It takes time to build a business that you can scale the structure. As a founder, you have traction with your product/services but to gather momentum you have to have a tangible vision and strategy for where you are, where you want to go and how you’re going to get there. To do this it's important to:
Have a clear measurable goal: this needs to be easy to view, and easy to track with a clear timeline of when you want to achieve it. The more established the business is, the further into the future you can look; otherwise, start with monthly targets. For example, to acquire 50 new trial customers within the next 6 months is a great goal to measure against whereas a goal of ‘generating more business’ is not.
Use your goal to drive the right behaviour: Use it as a focal point for your team catch ups rather than have free flowing and unstructured catch-ups about sales. With a goal, you can have sales meetings that focus predominantly on the questions of “Are we on track to meet this target?”, “What is slowing us down?” and “What can speed us up”? Without it, it is much harder to drive the conversation in the right direction. Getting this rhythm in early will help bed in new team members and allow you, as the founders, to drive a culture of continuous, incremental improvement that will compound into significant benefits later down the road.

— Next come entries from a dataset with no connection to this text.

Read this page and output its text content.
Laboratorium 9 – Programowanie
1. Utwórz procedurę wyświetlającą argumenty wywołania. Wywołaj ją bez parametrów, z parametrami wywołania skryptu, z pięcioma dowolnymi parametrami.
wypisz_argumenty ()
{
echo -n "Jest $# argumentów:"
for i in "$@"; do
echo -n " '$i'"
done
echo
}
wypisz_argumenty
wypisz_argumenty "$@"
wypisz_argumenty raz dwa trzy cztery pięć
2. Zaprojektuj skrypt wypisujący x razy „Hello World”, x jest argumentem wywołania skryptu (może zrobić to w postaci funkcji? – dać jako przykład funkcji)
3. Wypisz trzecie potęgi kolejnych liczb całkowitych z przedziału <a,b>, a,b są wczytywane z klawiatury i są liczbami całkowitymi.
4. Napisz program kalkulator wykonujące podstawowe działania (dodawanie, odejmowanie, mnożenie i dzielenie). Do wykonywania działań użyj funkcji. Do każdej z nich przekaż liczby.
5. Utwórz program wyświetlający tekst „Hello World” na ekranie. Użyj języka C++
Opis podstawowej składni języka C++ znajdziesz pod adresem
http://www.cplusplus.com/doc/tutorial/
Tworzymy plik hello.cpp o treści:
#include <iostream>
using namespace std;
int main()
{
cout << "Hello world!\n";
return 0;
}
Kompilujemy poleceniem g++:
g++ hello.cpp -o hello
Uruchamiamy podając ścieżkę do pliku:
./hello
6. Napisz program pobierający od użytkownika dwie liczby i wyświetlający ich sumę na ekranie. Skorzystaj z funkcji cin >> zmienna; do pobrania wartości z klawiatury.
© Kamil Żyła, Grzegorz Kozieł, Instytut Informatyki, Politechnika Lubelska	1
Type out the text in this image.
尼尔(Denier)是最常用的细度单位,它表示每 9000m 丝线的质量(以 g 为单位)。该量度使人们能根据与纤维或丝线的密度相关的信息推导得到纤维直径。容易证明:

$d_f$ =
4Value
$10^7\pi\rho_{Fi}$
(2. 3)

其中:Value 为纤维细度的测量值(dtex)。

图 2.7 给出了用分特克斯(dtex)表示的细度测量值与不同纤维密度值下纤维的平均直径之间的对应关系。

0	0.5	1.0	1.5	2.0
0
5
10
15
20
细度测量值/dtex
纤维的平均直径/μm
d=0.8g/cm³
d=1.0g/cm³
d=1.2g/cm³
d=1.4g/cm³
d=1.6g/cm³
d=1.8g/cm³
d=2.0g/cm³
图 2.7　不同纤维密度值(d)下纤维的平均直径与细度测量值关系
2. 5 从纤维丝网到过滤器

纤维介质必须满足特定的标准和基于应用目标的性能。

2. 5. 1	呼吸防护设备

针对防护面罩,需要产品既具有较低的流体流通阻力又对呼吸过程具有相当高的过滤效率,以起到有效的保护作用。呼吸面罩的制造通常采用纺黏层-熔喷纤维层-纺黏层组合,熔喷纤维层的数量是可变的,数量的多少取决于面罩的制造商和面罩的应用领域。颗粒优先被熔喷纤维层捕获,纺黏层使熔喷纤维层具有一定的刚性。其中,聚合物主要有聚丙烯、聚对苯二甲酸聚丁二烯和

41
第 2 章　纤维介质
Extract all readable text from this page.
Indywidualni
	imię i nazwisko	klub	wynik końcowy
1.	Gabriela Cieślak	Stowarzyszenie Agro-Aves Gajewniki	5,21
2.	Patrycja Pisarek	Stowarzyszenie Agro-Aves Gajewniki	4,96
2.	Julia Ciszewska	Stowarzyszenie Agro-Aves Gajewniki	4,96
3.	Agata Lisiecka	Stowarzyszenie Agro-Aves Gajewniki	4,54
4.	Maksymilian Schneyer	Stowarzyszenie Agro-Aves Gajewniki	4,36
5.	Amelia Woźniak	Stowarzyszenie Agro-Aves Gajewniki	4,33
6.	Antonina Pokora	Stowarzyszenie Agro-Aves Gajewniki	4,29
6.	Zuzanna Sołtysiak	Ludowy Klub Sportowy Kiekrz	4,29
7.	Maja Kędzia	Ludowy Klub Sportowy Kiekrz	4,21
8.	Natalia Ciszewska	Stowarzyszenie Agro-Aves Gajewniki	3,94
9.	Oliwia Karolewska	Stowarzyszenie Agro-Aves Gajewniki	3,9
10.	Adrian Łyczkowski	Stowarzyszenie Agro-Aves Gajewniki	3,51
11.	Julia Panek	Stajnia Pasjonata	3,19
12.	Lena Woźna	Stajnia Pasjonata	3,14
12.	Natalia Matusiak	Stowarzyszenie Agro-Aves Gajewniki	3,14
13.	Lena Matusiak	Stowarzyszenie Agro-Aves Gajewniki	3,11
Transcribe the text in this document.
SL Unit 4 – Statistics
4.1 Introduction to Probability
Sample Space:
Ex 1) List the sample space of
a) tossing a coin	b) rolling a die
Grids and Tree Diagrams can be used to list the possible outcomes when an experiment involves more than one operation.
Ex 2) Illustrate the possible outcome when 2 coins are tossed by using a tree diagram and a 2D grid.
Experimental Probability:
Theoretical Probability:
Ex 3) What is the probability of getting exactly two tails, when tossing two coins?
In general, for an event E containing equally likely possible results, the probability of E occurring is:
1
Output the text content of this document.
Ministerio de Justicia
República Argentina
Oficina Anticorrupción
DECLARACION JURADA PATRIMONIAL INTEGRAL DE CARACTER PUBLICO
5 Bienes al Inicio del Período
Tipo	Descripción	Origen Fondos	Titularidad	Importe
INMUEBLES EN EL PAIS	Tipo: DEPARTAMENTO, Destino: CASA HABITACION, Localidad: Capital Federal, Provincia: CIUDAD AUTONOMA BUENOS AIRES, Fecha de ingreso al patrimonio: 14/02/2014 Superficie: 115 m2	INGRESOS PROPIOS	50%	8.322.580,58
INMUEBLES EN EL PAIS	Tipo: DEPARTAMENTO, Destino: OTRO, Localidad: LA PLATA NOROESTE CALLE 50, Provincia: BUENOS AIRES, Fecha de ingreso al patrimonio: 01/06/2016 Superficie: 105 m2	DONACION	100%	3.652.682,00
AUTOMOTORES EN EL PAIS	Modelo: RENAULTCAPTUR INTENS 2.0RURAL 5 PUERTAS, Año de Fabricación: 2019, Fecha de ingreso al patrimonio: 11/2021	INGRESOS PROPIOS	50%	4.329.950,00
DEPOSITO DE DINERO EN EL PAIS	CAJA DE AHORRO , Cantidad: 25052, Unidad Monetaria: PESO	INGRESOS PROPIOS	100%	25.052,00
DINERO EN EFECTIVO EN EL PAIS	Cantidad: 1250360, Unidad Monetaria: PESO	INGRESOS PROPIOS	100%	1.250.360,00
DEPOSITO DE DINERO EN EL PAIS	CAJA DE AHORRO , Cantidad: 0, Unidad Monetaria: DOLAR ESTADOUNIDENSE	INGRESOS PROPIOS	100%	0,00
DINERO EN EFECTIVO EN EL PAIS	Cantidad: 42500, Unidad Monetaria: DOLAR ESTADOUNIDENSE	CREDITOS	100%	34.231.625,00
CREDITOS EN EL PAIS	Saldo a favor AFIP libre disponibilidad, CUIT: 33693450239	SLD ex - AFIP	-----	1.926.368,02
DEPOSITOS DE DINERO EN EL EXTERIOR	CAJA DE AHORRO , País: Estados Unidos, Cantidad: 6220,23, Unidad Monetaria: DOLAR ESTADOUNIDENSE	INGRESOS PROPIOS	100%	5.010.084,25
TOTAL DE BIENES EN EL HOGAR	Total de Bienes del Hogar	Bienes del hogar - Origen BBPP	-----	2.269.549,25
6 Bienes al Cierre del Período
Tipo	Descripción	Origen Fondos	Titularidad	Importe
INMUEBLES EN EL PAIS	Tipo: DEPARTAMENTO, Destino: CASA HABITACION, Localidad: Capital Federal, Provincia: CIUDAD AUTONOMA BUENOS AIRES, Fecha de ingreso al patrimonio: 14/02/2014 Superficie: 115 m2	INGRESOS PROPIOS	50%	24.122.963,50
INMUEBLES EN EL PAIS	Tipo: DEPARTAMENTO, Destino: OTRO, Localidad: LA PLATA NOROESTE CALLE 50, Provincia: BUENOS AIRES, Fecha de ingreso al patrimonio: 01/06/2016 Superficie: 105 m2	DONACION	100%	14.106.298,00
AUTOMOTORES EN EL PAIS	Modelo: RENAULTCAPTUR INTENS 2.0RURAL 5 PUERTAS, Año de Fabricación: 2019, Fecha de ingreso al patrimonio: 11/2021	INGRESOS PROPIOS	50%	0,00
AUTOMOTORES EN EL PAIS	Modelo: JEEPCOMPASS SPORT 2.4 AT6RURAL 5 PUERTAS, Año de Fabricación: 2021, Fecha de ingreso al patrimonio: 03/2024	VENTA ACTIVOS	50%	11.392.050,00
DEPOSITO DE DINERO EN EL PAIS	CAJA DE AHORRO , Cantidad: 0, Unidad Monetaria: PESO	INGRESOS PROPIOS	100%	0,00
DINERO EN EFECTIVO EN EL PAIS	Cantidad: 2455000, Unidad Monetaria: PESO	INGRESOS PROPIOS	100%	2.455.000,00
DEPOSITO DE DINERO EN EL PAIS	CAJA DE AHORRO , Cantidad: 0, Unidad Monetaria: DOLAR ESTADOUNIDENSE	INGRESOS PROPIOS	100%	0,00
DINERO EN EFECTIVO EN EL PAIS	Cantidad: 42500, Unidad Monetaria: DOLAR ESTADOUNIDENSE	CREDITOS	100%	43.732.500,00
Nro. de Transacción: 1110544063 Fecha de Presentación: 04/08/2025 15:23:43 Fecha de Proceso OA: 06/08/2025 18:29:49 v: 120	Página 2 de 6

Keep ideation for another time: In executing against your plan, your biggest challenge will be sticking to the path you’ve defined. With any new business, there will always be new things to try and incorporate, such as new go-to-market strategies and product improvements, which can impact the focus of you and your team. Manage this by keeping ideation to a single slot in the week and develop a framework to help you assess whether those ideas should be used to update the strategy; otherwise, you could run the risk of not making too much progress at all.
The most important things about setting a goal is setting it, making it public and working towards it as a team. Setting a baseline early is one of the best things you can do to help your business succeed. It provides a focus for the team, a strong narrative on your priorities for potential investors, and allows you to know whether you’ve made progress in scaling your business.